Wikipedia not destroying life as we know it
[edit]A study by Monash University's professor Neil Selwyn found that Wikipedia shouldn't be excluded from academia. Seven of eight students, including high-achieving students, use Wikipedia regularly, but it is not their primary reference and does not replace libraries and other online resources. Selwyn believes that universities should find ways to integrate Wikipedia into accepted student research methods as well as using their own research to contribute to Wikipedia. The author suggests that professors are forced to edit Wikipedia for a while by the Australian government in order to understand a prominent source of information they totally ignore.
Howard University Fills in Wikipedia’s Gaps in Black History
[edit]In this article, The New York Times covers the editathons held at Howard University to bridge the gap in black history. Students gathered at Howard's research center, which is one of the world's biggest information repositories for African-American history, for the editathons and utilized those resources to reinforce the black history articles on English Wikipedia. James Hare, President of Wikimedia DC, considers the stereotype of a Wikipedia editor being a 30 year-old white man who only shares the interests of men like him is what led to many gaps in the content of the free encyclopedia in the first place. In February, students and professors of Howard University exerted great efforts to narrow these gaps.
Wikipedia co-founder Jimmy Wales among 2015 Dan David Prize winners
[edit]In May, Tel Aviv University awards its Dan David Prize for 2015. Three annual prizes each of one million dollars go to "proven, exceptional and distinct excellence in the sciences, arts, and humanities that have made an outstanding contribution to humanity." On February 10, the university announced the winners of this year. Jimmy Wales, co-founder of Wikipedia, has been named for the this year's prize for information revolution for creating an encyclopedia for everyone to use and contribute to. This article in Eurekalert calls Wikipedia, an encyclopedia that nearly all internet users read, is a great achievement for humanity to appreciate.
Wikipedia editing class to build knowledge of Irish role in WWI
[edit]The Irish Times covers recent editahons organized by Wikimedia Community Ireland at the National Museum of Ireland and the National University of Ireland, Galway, which aimed at creating and developing articles about Ireland and its role in World War I. Ireland played a great role in the first World War, as around 250,000 fought there and 35,000 were killed, yet Wikipedia still lacks detailed information about this role.

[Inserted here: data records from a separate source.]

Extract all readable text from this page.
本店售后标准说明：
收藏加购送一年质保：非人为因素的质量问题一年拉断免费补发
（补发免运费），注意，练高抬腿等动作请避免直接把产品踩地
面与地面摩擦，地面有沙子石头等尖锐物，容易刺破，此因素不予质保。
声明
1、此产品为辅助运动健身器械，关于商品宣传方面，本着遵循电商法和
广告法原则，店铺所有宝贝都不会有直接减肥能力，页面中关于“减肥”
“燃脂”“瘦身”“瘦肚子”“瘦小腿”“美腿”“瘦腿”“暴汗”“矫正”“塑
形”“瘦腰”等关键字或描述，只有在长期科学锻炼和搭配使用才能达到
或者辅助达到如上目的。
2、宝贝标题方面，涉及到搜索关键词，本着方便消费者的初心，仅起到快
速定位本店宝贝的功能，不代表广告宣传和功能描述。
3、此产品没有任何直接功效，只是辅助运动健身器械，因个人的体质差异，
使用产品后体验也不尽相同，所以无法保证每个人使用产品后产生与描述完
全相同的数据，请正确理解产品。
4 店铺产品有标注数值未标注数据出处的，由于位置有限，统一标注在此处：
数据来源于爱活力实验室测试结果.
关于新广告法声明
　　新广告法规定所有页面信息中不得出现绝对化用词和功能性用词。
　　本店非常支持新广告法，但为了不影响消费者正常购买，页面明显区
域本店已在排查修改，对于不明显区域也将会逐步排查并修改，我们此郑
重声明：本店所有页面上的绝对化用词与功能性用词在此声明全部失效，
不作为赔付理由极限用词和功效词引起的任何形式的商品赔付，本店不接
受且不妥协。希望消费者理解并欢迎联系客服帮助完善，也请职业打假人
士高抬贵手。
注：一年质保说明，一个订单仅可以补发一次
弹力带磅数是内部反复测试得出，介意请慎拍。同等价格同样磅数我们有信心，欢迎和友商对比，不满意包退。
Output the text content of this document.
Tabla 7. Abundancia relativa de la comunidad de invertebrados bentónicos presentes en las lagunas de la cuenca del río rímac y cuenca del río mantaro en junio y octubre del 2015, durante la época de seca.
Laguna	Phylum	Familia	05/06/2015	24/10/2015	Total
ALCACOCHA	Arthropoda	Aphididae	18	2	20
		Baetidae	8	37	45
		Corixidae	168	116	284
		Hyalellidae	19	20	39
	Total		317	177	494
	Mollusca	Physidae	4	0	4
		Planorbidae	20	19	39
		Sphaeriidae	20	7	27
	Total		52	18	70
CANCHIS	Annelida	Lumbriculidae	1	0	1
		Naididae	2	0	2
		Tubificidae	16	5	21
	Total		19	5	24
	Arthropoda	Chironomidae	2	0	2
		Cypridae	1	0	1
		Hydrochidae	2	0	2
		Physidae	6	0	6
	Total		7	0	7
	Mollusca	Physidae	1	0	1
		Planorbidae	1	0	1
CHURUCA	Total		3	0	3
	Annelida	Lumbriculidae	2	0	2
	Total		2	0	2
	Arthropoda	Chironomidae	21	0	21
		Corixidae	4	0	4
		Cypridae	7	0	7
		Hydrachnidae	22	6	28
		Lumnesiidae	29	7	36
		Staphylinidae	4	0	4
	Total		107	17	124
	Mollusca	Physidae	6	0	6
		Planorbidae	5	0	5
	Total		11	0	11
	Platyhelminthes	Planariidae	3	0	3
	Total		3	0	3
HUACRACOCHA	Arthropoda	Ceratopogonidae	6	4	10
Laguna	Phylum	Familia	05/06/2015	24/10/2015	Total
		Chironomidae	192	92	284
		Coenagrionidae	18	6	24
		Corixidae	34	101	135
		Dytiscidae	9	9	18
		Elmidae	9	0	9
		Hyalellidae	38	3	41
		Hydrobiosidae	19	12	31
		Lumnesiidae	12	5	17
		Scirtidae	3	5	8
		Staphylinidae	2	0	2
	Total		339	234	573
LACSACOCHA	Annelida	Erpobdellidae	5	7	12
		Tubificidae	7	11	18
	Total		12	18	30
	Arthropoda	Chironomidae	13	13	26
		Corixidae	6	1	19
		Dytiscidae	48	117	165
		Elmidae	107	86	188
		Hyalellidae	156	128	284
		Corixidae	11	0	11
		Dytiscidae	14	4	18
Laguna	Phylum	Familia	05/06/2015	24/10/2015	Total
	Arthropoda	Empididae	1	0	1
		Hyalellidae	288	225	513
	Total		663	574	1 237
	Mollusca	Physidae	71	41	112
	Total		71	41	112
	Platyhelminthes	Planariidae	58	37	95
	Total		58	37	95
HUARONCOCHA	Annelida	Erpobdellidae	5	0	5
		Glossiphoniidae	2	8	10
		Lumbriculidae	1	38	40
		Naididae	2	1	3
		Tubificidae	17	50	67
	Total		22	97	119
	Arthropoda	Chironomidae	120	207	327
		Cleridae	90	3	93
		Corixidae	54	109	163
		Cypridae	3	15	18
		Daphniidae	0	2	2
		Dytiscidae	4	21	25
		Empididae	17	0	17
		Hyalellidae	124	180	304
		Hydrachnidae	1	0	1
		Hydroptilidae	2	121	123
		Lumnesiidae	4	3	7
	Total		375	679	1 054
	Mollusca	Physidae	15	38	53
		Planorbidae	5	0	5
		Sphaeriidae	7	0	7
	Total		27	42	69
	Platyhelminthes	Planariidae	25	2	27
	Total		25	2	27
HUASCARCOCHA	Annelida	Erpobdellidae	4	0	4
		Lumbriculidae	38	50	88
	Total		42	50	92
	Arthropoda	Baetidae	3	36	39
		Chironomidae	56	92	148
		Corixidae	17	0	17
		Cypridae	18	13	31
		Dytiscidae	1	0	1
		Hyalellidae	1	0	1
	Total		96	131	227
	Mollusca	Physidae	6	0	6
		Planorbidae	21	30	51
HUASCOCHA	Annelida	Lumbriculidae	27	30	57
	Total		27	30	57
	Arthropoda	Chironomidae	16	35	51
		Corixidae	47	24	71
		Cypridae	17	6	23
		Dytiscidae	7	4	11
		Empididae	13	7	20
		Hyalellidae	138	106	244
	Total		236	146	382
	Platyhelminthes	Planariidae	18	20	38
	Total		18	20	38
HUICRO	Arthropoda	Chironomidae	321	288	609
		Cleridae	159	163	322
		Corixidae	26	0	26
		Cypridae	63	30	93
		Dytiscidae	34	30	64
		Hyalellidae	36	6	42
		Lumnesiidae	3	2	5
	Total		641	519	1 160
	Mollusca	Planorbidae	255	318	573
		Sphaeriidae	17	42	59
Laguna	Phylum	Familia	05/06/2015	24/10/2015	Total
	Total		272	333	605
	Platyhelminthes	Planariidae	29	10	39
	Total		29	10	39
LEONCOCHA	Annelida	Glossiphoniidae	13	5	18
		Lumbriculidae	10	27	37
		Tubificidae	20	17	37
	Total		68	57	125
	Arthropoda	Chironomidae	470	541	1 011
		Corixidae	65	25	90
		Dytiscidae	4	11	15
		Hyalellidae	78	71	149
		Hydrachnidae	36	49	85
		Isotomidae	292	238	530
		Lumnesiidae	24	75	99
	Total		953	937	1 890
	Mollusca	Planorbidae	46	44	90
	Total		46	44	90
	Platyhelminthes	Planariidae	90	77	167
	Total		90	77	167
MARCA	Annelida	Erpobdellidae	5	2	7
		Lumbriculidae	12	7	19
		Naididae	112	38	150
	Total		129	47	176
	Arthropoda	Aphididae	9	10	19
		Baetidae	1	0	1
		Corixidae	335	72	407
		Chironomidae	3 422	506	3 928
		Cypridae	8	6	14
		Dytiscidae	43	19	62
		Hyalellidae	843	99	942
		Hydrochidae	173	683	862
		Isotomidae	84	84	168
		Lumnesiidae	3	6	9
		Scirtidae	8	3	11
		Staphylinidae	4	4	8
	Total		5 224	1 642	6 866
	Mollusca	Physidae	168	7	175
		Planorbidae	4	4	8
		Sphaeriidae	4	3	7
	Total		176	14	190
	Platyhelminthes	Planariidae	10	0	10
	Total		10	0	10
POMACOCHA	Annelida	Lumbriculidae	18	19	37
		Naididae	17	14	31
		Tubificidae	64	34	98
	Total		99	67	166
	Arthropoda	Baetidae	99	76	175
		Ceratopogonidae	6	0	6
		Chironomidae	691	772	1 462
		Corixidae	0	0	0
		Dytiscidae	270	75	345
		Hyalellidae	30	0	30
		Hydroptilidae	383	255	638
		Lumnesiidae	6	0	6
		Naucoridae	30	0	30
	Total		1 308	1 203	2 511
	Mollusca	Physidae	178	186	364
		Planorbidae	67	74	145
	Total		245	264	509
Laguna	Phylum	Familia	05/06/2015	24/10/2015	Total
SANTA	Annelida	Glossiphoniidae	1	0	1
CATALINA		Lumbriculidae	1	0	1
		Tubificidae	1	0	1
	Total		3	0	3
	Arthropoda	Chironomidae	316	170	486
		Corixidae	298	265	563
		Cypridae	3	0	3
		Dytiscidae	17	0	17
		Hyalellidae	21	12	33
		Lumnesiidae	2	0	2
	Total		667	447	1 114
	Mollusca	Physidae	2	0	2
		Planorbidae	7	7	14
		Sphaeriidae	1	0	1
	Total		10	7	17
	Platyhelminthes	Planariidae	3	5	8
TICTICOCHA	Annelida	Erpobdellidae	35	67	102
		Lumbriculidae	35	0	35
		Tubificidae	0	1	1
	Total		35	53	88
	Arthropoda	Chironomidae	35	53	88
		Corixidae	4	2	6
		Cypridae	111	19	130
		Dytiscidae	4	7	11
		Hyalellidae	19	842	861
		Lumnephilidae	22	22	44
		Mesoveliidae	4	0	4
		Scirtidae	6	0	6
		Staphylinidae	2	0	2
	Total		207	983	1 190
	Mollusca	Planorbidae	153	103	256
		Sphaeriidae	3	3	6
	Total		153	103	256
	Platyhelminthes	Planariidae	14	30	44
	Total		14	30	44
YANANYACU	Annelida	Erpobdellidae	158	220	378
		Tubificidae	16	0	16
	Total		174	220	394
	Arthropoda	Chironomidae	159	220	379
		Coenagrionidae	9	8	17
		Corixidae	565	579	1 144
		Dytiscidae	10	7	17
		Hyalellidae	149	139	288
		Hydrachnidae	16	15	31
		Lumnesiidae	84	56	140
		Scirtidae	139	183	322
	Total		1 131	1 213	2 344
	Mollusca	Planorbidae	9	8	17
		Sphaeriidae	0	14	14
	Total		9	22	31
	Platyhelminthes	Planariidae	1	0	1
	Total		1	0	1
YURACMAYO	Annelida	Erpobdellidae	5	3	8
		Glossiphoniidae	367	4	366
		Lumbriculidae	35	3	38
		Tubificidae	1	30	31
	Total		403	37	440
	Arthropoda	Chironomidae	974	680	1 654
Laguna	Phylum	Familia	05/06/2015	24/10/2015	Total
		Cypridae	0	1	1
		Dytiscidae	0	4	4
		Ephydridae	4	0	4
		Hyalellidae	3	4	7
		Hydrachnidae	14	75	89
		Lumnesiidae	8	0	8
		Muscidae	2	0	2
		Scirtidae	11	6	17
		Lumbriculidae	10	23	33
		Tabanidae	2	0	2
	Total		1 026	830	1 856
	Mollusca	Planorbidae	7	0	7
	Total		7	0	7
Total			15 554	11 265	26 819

College of Arts and Architecture to host ‘Edit-a-Thon’ to improve Wikipedia Cove
[edit]Saturday March 7, 2015 from 12 PM to 5 PM, the College of Arts and Architecture will be holding an editathon for scholars, educators and artists aiming at increasing gender diversity on Wikipedia by adding more content about women. The event is scheduled to synchronize with the International Women’s Day weekend, March 7–8, in New York City. The editathon will be coordinated by Karen Keifer-Boyd, a professor of art education and women’s studies, who believes that these efforts are complementing earlier efforts made in the 1970s to acknowledge women's participation in making history.